Statistical approach. The WHI used a sequential monitoring design with pre-specified stopping rules based on a global index. The trial was stopped early (E+P arm at 5.2 years, E-alone at 6.8 years) on that basis. Early stopping of trials tends to inflate apparent effect sizes for the outcomes that triggered stopping, a well-recognized statistical artifact. KEEPS and ELITE ran to planned completion.
Results, Matched: What Each Trial Found on Shared Outcomes
Cardiovascular Outcomes
The WHI E+P arm reported a significantly elevated CHD hazard ratio of 1.29 in the overall population. The E-alone arm did not find a significant CHD effect (HR 0.91). A post-hoc age-stratified WHI analysis published in 2007 found that women aged 50 to 59 who received CEE alone had a lower coronary calcium score and a trend toward reduced CHD, providing within-WHI support for the timing hypothesis even before KEEPS and ELITE reported.
KEEPS found no significant difference in CIMT progression between either active arm and placebo over four years. This null CIMT result has sometimes been misread as contradicting the timing hypothesis; it does not. KEEPS was not powered to detect CIMT differences that might require more than four years to become apparent in a low-risk population.
ELITE found statistically significant slowing of CIMT progression in the early-menopause stratum (p=0.008) but not in the late-menopause stratum, directly testing and supporting the timing hypothesis on its pre-specified primary endpoint. Coronary artery calcium was a secondary endpoint in ELITE; scores were lower in the early-initiation group, though that finding did not reach significance.
Breast Cancer Risk
The WHI E+P arm reported an increased invasive breast cancer risk (HR 1.26 to 95% CI 1.00, 1.59) that contributed to early stopping. The WHI E-alone arm found a non-significant reduction (HR 0.77).

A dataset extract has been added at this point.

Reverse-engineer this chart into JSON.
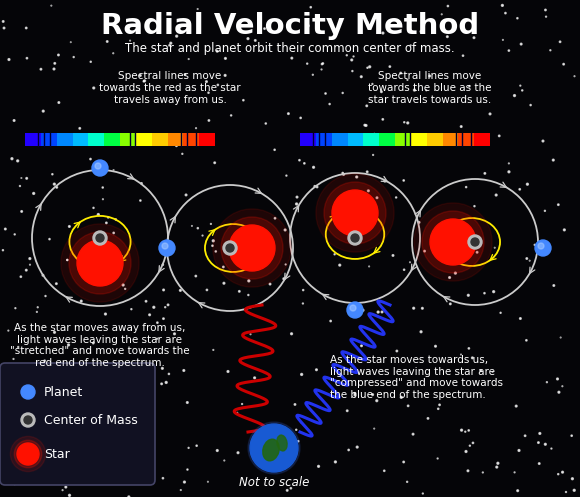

That divergence between arms has been replicated in observational cohorts and supports the inference that the progestogen component, specifically MPA, drives most of the breast cancer signal in combined HRT.
Neither KEEPS nor ELITE was powered or long enough to evaluate breast cancer incidence. Both reported no statistically significant excess breast cancer events in their active arms, but given sample sizes under 800 and follow-up under six years, absence of a breast cancer signal in these trials is uninformative about long-term risk. Clinicians and patients should not interpret KEEPS and ELITE as breast cancer safety data.
Cognitive Outcomes
The WHIMS sub-study found that CEE+MPA significantly increased the risk of probable dementia (HR 2.05 to 95% CI 1.21, 3.48) in women aged 65 and older, and CEE alone showed a non-significant trend in the same direction. The KEEPS-Cog substudy found that both oral CEE and transdermal estradiol improved some mood and affect measures without worsening cognitive test performance, and a follow-up KEEPS-Cog report suggested possible verbal memory benefits with oral CEE. These findings are not contradictory to WHIMS once age at initiation is accounted for. ELITE's cognitive sub-study found no significant between-group differences on the primary cognitive composite score, though secondary measures trended favorably in the early-initiation group.
Taken together, the cognitive data suggest a window where estrogen initiation is at worst neutral and possibly beneficial for brain function, followed by a window where initiation is potentially harmful. The transition point is not precisely established.
Bone Density
All four datasets consistently found protective effects on bone. The WHI E+P arm reduced hip fracture risk (HR 0.66), one of the few outcomes that favored active treatment. The E-alone arm similarly reduced hip fracture (HR 0.61). KEEPS reported significant improvement in lumbar spine and total hip BMD in both active arms versus placebo. ELITE, though not primarily designed for bone outcomes, reported preserved BMD in the estradiol group. Bone protection from estrogen is the most consistent finding across all formulations, timing groups, and study designs represented here.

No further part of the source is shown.